One of the theories behind branding is that consistency helps your audience remember who you are. So you zero in on a look and feel, and stick to it.
There's nothing wrong with that theory. An undisciplined stream of messages can leave donors unclear who you are, often confusing you with other organizations. You have trouble gaining relationship traction, because you aren't solidly anchored in people's minds.
But there's consistency, and there's mindless, imprisoned, unvarying conformity that blocks communication.
Here's one of the latter, from Food Lifeline:
Really, when it's Holiday time, the best approach is to look, feel, and sound like the Holidays. That probably means using the Holiday colors that live in the minds of the people you're communicating.
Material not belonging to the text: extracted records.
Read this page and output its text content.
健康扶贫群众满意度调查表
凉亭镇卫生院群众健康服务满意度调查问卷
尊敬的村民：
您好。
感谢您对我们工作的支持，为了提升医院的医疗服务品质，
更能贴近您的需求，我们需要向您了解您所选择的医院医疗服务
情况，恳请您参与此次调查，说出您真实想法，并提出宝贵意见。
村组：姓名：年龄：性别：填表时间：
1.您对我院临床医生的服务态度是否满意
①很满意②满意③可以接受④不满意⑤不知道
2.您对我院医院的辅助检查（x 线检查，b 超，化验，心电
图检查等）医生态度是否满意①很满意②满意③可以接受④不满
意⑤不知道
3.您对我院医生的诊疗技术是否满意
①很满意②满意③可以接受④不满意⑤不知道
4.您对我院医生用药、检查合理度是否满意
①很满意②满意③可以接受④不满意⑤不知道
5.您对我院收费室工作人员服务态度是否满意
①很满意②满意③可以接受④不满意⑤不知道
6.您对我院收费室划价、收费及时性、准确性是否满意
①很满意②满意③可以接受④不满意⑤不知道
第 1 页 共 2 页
Mainly, those garish reds and saturated greens.
And if those colors aren't in your brand color palette? (Chances are they aren't in anybody's color palette, other than Santa Claus.)
Well, it's time to consider coloring outside the lines.
I'm not saying you shouldn't have a branded color palette. But if those mandated colors are overruling your real goals -- like reminding donors to send you a Holiday gift -- then the palette is doing you more harm than good.
Your brand standards should exist serve your fundraising, not the other way around. Too many organizations cripple and distort their attempts to mobilize donors in order to stay obedient to the brand's all-purpose consistency.